First , the Krugman argument. Krugman thinks anything GOP is extremist, and has a peculiar notion of what's dangerous. The idea of these various groups of people acting peacefully on their convictions seems to scare him (and the Strib) for some reason. After all neither the Strib nor Krugman objected to people acting on their disagreements with the Iraq war or globalization, or siding with Islamic fascists who oppose the very rights that liberals and the left claim to favor. And the Schiavo protestors were relatively polite, even. I didn't notice anyone advocating theocracy out there, for that matter Could it be the Strib and Krugman just have different standards for those who disagree with them?
As far as the pharmacists, I should point out to the Strib the pharmacists they mentioned can choose to act on their convictions just like those on the left. It's called civil disobedience and if they are willing to pay the legal price, it's none of the Strib's business.
In the case of the judicial nominations, an alternative to the Strib and DFL version is that a majority of the Senate would approve these judges but the minority Democrats abused Senate procedure to gain an unconstitutional veto over the president's choice of judges. The Strib seems to think only liberal judges can be trusted to follow the law, whereas in at least one case - that of Judge Prior, he showed himself quite capable of enforcing laws that he disagrees with in the case of judge Roy Moore (no relation to Michael). Rubbish. The filibuster is a creation of Senate rules, not the Constitution and if it is abused by the minority, one can expect the majority to do something to curb the abuse.

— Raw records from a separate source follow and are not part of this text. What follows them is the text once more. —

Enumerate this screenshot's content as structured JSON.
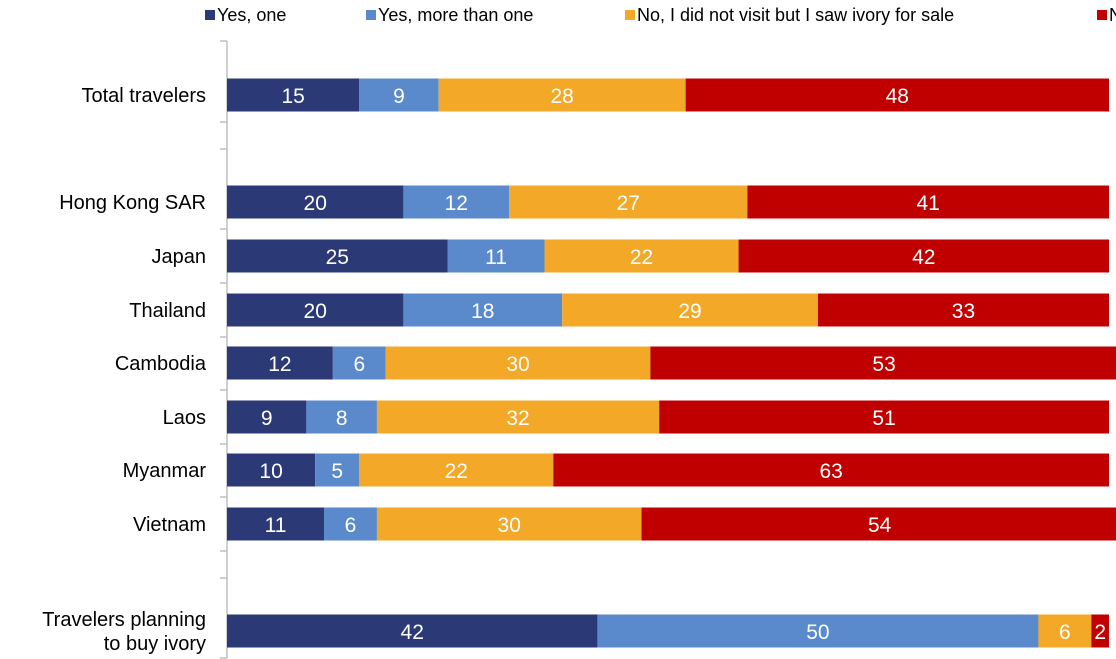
{
  "chart_data": {
    "type": "bar",
    "orientation": "horizontal",
    "stacked": true,
    "legend_position": "top",
    "grid": false,
    "xlim": [
      0,
      100
    ],
    "categories": [
      "Total travelers",
      "Hong Kong SAR",
      "Japan",
      "Thailand",
      "Cambodia",
      "Laos",
      "Myanmar",
      "Vietnam",
      "Travelers planning to buy ivory"
    ],
    "category_lines": [
      [
        "Total travelers"
      ],
      [
        "Hong Kong SAR"
      ],
      [
        "Japan"
      ],
      [
        "Thailand"
      ],
      [
        "Cambodia"
      ],
      [
        "Laos"
      ],
      [
        "Myanmar"
      ],
      [
        "Vietnam"
      ],
      [
        "Travelers planning",
        "to buy ivory"
      ]
    ],
    "series": [
      {
        "name": "Yes, one",
        "color": "#2B3A76",
        "values": [
          15,
          20,
          25,
          20,
          12,
          9,
          10,
          11,
          42
        ]
      },
      {
        "name": "Yes, more than one",
        "color": "#5A8ACB",
        "values": [
          9,
          12,
          11,
          18,
          6,
          8,
          5,
          6,
          50
        ]
      },
      {
        "name": "No, I did not visit but I saw ivory for sale",
        "color": "#F3A827",
        "values": [
          28,
          27,
          22,
          29,
          30,
          32,
          22,
          30,
          6
        ]
      },
      {
        "name": "No",
        "color": "#C00000",
        "values": [
          48,
          41,
          42,
          33,
          53,
          51,
          63,
          54,
          2
        ]
      }
    ]
  }
}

The other thing the Strib brings up is Dr. Ronald Cranford, who in their eyes is the sole medical authority on the condition of Terri Schiavo. Apparently he cannot be disputed because he won an argument with a TV commentator. What they don't mention is the numerous neurologists who disagreed with his evaluation of Ms. Schiavo( see one's opinion here ). Apparently in the Strib's eyes the opinion of a TV talking head is more representative of the "know-nothings and charlatans who are waging war on law and reason and science and medicine in the United States." I guess that means that if you disagree with the Strib, you are not a "learned" person. How condescending. How intolerant. And wrong.
Update: I've included a link to the Sack cartoon now that one is available. I also wonder if I shouldn't change to title of this post to something along the lines of "The Strib's Fear of Religious Faith" or something.